MILFORD -- The trial for accused cop killer Eric Frein is scheduled to begin Tuesday, April 4. Before the start of the trial, the judge heard pretrial motions on Monday morning.
Prosecutors want to show jurors a video of Eric Frein's confession after his capture. Defense attorneys wanted a taped video confession thrown out, saying troopers violated Eric Frein's rights when they continued questioning him for hours after he was captured.
The judge ruled late Monday that troopers didn't violate Frein's right to remain silent, setting up a key part of the case against the accused cop killer.
One juror has been excused even before testimony starts due to a family issue, leaving 12 jurors and five alternates to hear the capital murder case starting Tuesday morning.
Crews hammered away outside the Pike County courthouse in Milford installing a fence around the entrance that will be used by victims, witnesses, jurors and even Eric Frein during the weeks-long trial.
A tarp was put up around the fence as a security measure now that the stage is set for opening statements.
"We're looking forward to starting the trial tomorrow and bringing justice on behalf of all the victims in this matter," said Pike County District Attorney Ray Tonkin.
Prosecutors and defense attorneys had some final issues to solve before the guilt phase of the trial can begin, namely, how much of a recorded interview of Eric Frein at the Blooming Grove barracks following his capture in October 2014 is allowed at trial.
Frein's attorneys argue troopers violated his rights by continuing to interrogate him after he said he wouldn't talk about any crimes.
"Mr. Frein invoked his right not to discuss a crime. He wanted to advise the police where a rifle was buried because he didn't want children to find it," said Frein's attorney Michael Weinstein.
Troopers interviewed Frein for three to four hours and kept interviewing him after he said he wanted to speak to an attorney. A judge ruled that the investigators didn't violate Frein's right to remain silent since he wasn't clear enough.
But defense attorneys argued Corporal Benjamin Clark "skillfully ignored" Frein's rights during the interrogation where Frein and troopers joked at times and Frein smoked a cigarette.

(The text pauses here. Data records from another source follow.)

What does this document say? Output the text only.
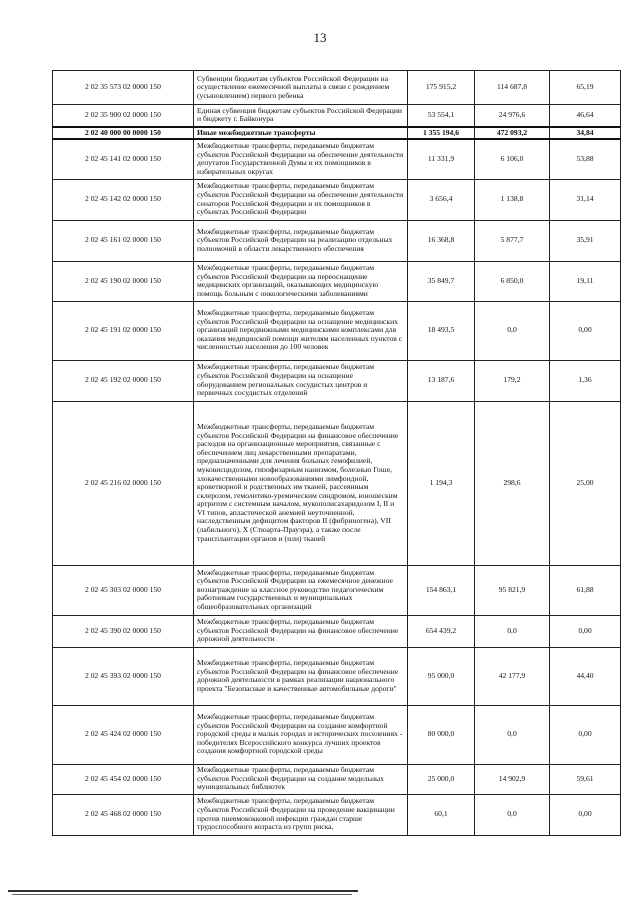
13
2 02 35 573 02 0000 150	Субвенции бюджетам субъектов Российской Федерации на осуществление ежемесячной выплаты в связи с рождением (усыновлением) первого ребенка	175 915,2	114 687,8	65,19
2 02 35 900 02 0000 150	Единая субвенция бюджетам субъектов Российской Федерации и бюджету г. Байконура	53 554,1	24 976,6	46,64
2 02 40 000 00 0000 150	Иные межбюджетные трансферты	1 355 194,6	472 093,2	34,84
2 02 45 141 02 0000 150	Межбюджетные трансферты, передаваемые бюджетам субъектов Российской Федерации на обеспечение деятельности депутатов Государственной Думы и их помощников в избирательных округах	11 331,9	6 106,0	53,88
2 02 45 142 02 0000 150	Межбюджетные трансферты, передаваемые бюджетам субъектов Российской Федерации на обеспечение деятельности сенаторов Российской Федерации и их помощников в субъектах Российской Федерации	3 656,4	1 138,8	31,14
2 02 45 161 02 0000 150	Межбюджетные трансферты, передаваемые бюджетам субъектов Российской Федерации на реализацию отдельных полномочий в области лекарственного обеспечения	16 368,8	5 877,7	35,91
2 02 45 190 02 0000 150	Межбюджетные трансферты, передаваемые бюджетам субъектов Российской Федерации на переоснащение медицинских организаций, оказывающих медицинскую помощь больным с онкологическими заболеваниями	35 849,7	6 850,0	19,11
2 02 45 191 02 0000 150	Межбюджетные трансферты, передаваемые бюджетам субъектов Российской Федерации на оснащение медицинских организаций передвижными медицинскими комплексами для оказания медицинской помощи жителям населенных пунктов с численностью населения до 100 человек	18 493,5	0,0	0,00
2 02 45 192 02 0000 150	Межбюджетные трансферты, передаваемые бюджетам субъектов Российской Федерации на оснащение оборудованием региональных сосудистых центров и первичных сосудистых отделений	13 187,6	179,2	1,36
2 02 45 216 02 0000 150	Межбюджетные трансферты, передаваемые бюджетам субъектов Российской Федерации на финансовое обеспечение расходов на организационные мероприятия, связанные с обеспечением лиц лекарственными препаратами, предназначенными для лечения больных гемофилией, муковисцидозом, гипофизарным нанизмом, болезнью Гоше, злокачественными новообразованиями лимфоидной, кроветворной и родственных им тканей, рассеянным склерозом, гемолитико-уремическим синдромом, юношеским артритом с системным началом, мукополисахаридозом I, II и VI типов, апластической анемией неуточненной, наследственным дефицитом факторов II (фибриногена), VII (лабильного), X (Стюарта-Прауэра), а также после трансплантации органов и (или) тканей	1 194,3	298,6	25,00
2 02 45 303 02 0000 150	Межбюджетные трансферты, передаваемые бюджетам субъектов Российской Федерации на ежемесячное денежное вознаграждение за классное руководство педагогическим работникам государственных и муниципальных общеобразовательных организаций	154 863,1	95 821,9	61,88
2 02 45 390 02 0000 150	Межбюджетные трансферты, передаваемые бюджетам субъектов Российской Федерации на финансовое обеспечение дорожной деятельности	654 439,2	0,0	0,00
2 02 45 393 02 0000 150	Межбюджетные трансферты, передаваемые бюджетам субъектов Российской Федерации на финансовое обеспечение дорожной деятельности в рамках реализации национального проекта "Безопасные и качественные автомобильные дороги"	95 000,0	42 177,9	44,40
2 02 45 424 02 0000 150	Межбюджетные трансферты, передаваемые бюджетам субъектов Российской Федерации на создание комфортной городской среды в малых городах и исторических поселениях - победителях Всероссийского конкурса лучших проектов создания комфортной городской среды	80 000,0	0,0	0,00
2 02 45 454 02 0000 150	Межбюджетные трансферты, передаваемые бюджетам субъектов Российской Федерации на создание модельных муниципальных библиотек	25 000,0	14 902,9	59,61
2 02 45 468 02 0000 150	Межбюджетные трансферты, передаваемые бюджетам субъектов Российской Федерации на проведение вакцинации против пневмококковой инфекции граждан старше трудоспособного возраста из групп риска,	60,1	0,0	0,00
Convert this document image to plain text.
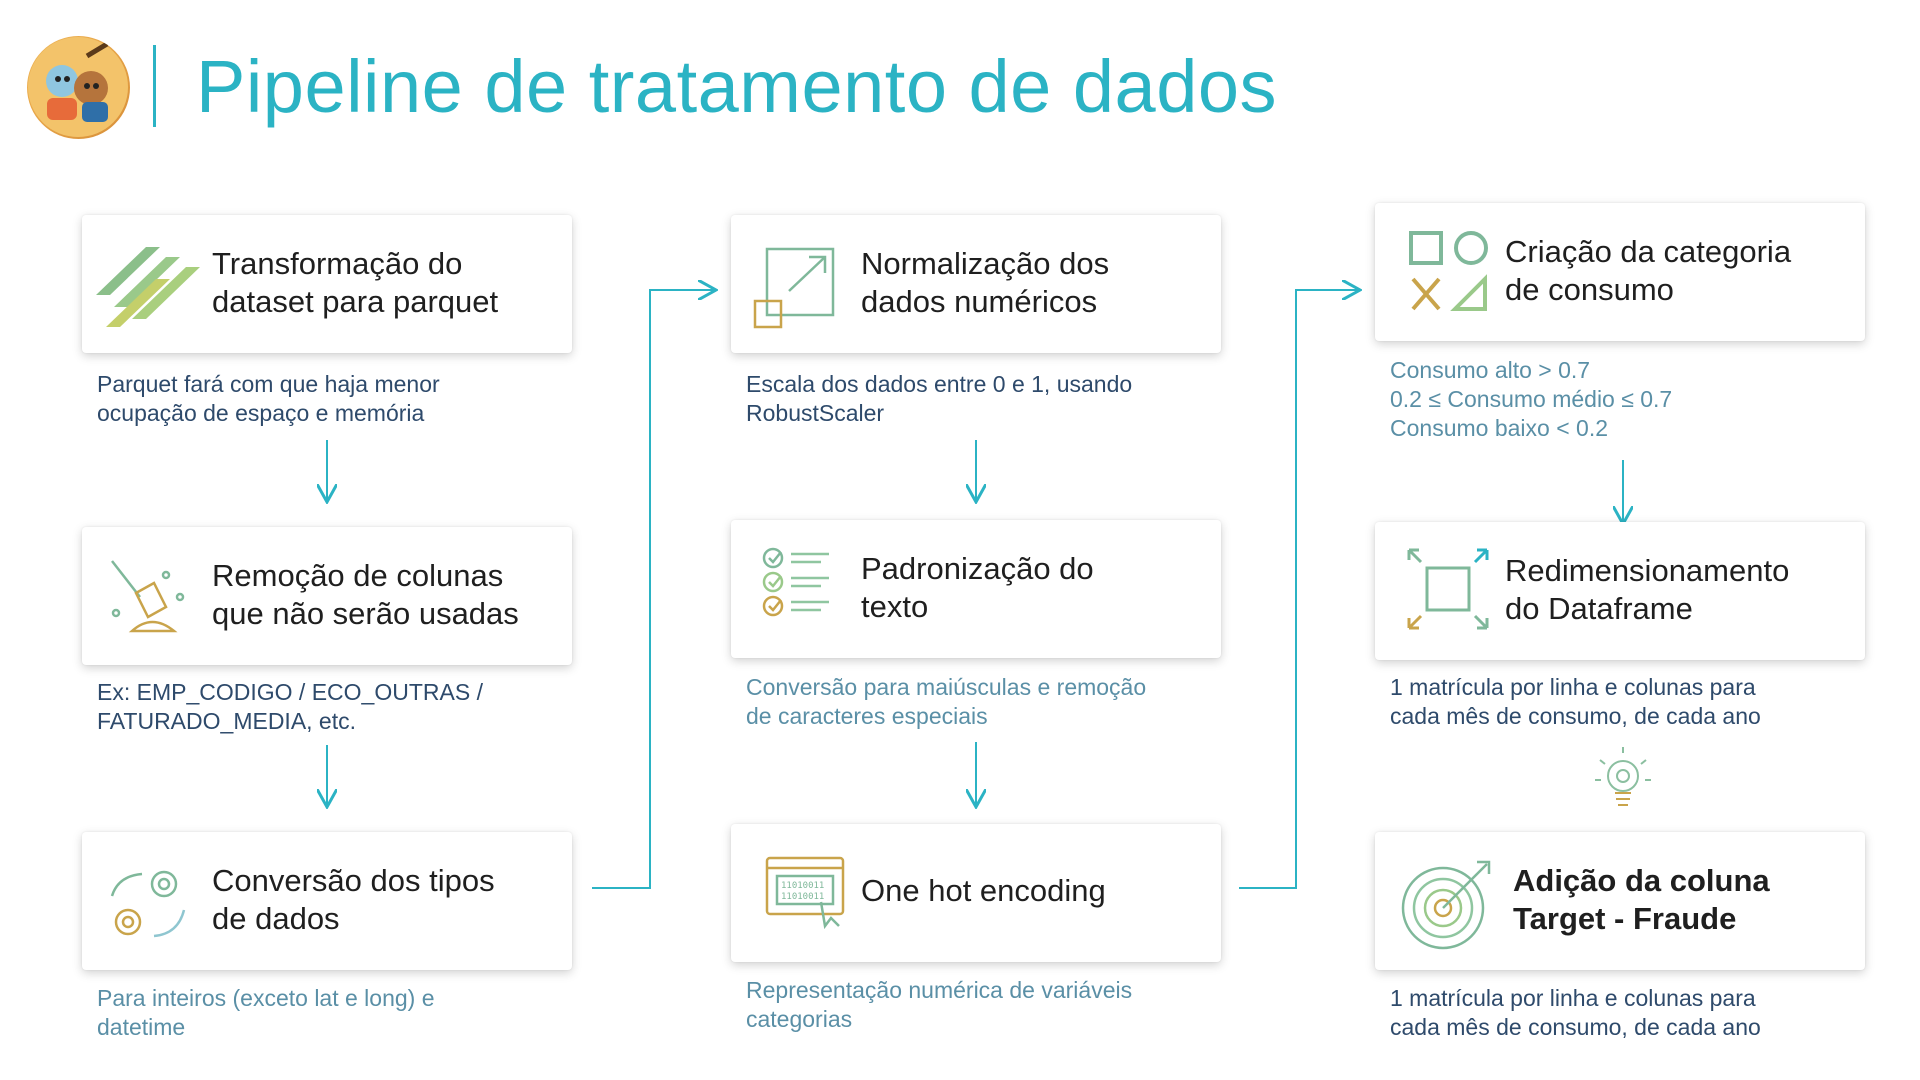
Pipeline de tratamento de dados
Transformação do
dataset para parquet
Parquet fará com que haja menor
ocupação de espaço e memória
Remoção de colunas
que não serão usadas
Ex: EMP_CODIGO / ECO_OUTRAS /
FATURADO_MEDIA, etc.
Conversão dos tipos
de dados
Para inteiros (exceto lat e long) e
datetime
Normalização dos
dados numéricos
Escala dos dados entre 0 e 1, usando
RobustScaler
Padronização do
texto
Conversão para maiúsculas e remoção
de caracteres especiais
11010011
11010011 One hot encoding
Representação numérica de variáveis
categorias
Criação da categoria
de consumo
Consumo alto > 0.7
0.2 ≤ Consumo médio ≤ 0.7
Consumo baixo < 0.2
Redimensionamento
do Dataframe
1 matrícula por linha e colunas para
cada mês de consumo, de cada ano
Adição da coluna
Target - Fraude
1 matrícula por linha e colunas para
cada mês de consumo, de cada ano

Prosecutors were also granted permission to show crime scene and autopsy photos at trial of Corporal Bryon Dickson, killed in the attack.
Pike County District Attorney Ray Tonkin would not say who will take the stand on day one.
"I don't want to comment on specific evidence. You have been able to look at probable cause affidavit and there's a wealth of evidence," Tonkin said.
Eric Frein's attorneys say the judge's ruling on the confession could be grounds for appeal.
Eric Frein is charged with killing one state trooper, and critically wounding another, outside the Blooming Grove barracks back in September of 2014.
Jury selection was recently completed in Chester County. That jury will be brought here to Pike County to hear the case.
Opening statements are set for Tuesday morning.